Et on connaît l’importance de l’impact médiatique pour gagner des élections.

Ainsi, dès 1998, Jean Charest a été de toutes les tribunes comme chef de l’opposition. Il a passé son temps à critiquer tout ce que faisait le PQ, à proposer des alternatives. Il se disait prêt à gouverner; tellement prêt que le « je suis prêt » est devenu son slogan lors des élections de 2003. Et il a gagné.

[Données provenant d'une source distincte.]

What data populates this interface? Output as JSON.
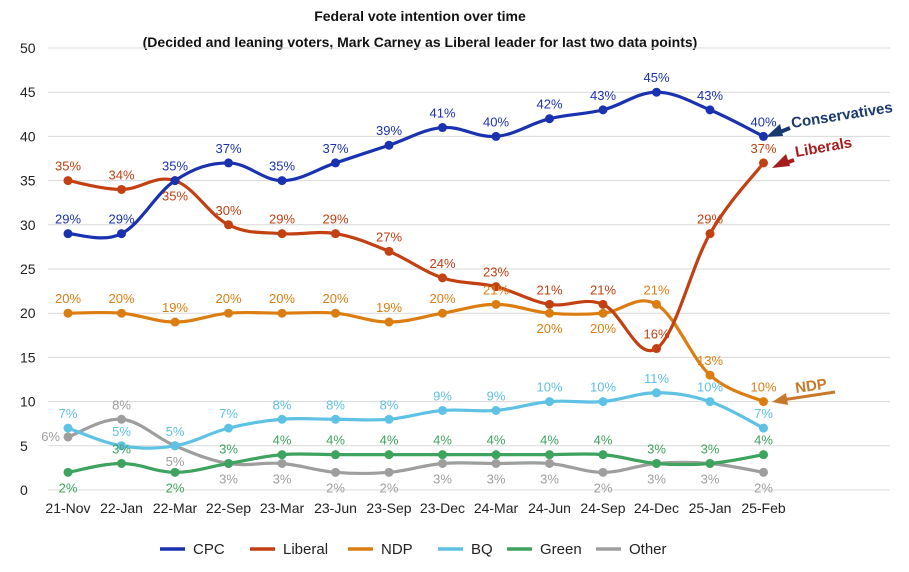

André Boisclair pourrait-il faire la même chose? Non. Et peu importe la raison. Il a beau être un bon gars, un honnête politicien, un bon vivant, un homme qui connaît ses dossiers; le courant ne passe pas, il n’arrive pas à diriger ses troupes et la mutinerie qui couve est en train d’emporter le bateau.

D’un parti sans chef, le PQ s’est retrouvé avec un capitaine sans crédibilité ni carte nautique, et lentement mais sûrement le bateau dérive. Des milliers de voix s’élèvent et crient: « attention, iceberg droit devant ». Mais qui écoute?

Seul aux commandes, le capitaine Boisclair continue de dire que tout va bien et donne l’ordre de continuer.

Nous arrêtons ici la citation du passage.